Pilotschulen sind gut nachgefragt.
Es ist still geworden um die Gemeinschaftsschulen: Während sich die
öffentliche Diskussion um die Einführung der neuen Sekundarschule
rankte, gerieten sie etwas in den Hintergrund. Zwei Jahre nach dem
Start der Pilotphase ziehen Schulbehörde und Rektoren eine überwiegend
positive Zwischenbilanz.
„Die meisten Gemeinschaftsschulen sind übernachgefragt“, heißt es aus
den Bezirken. So konnte die Sophie-Brahe- Schule in Plänterwald vier
siebte Klassen aufmachen. Auch der Anteil der gymnasialempfohlenen
Kinder sei gestiegen, berichtet Schulleiterin Andrea Brunn. Als Grund
gäben die Eltern an, dass sie für ihre Kinder lieber den entspannteren
13-jährigen Weg zum Abitur wünschten.
Auch die Spandauer B.-Traven-Schule bereut die Teilnahme an der
Pilotphase nicht: Es gebe bisher „nur gute Resonanz“, freut sich Rektor
Harald Kuhn: „Die Eltern stehen dahinter“. Zudem seien die Kollegen
zufrieden mit den „gut organisierten Fortbildungen“. Dabei geht es vor
allem darum, dass die Schüler nicht mehr nach Leistung aufgeteilt
werden: Schnelle und langsame Lerner sind in allen Fächern zusammen.
Das didaktische Rüstzeug dafür eignen sich die Lehrer nach und nach an.

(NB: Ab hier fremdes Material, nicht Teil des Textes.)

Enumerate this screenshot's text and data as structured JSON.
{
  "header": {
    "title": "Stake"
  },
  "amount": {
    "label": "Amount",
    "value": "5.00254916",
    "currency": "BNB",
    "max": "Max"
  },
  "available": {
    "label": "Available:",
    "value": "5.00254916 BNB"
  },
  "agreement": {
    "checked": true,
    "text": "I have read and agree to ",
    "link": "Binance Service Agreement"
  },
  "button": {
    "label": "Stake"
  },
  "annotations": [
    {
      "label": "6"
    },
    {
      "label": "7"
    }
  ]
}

Auch die Charlottenburger Friedensburg-Gesamtschule wollte gern
Gemeinschaftsschule werden, bekam aber keinen Zuschlag. Deshalb hat sie
die entsprechenden Reformen ohne Unterstützung vollzogen und verzichtet
auf die Aufteilung der Schüler nach Leistung. „Letztlich ist eben nicht
der Schultyp entscheidend, sondern die Schule“, schlussfolgert Rektor
Paul Schuknecht. sve
Anmeldungen für die Gemeinschaftsschulen noch bis 17. 2., für die übrigen Oberschulen ab Klasse 7 vom 1. bis 12. 3.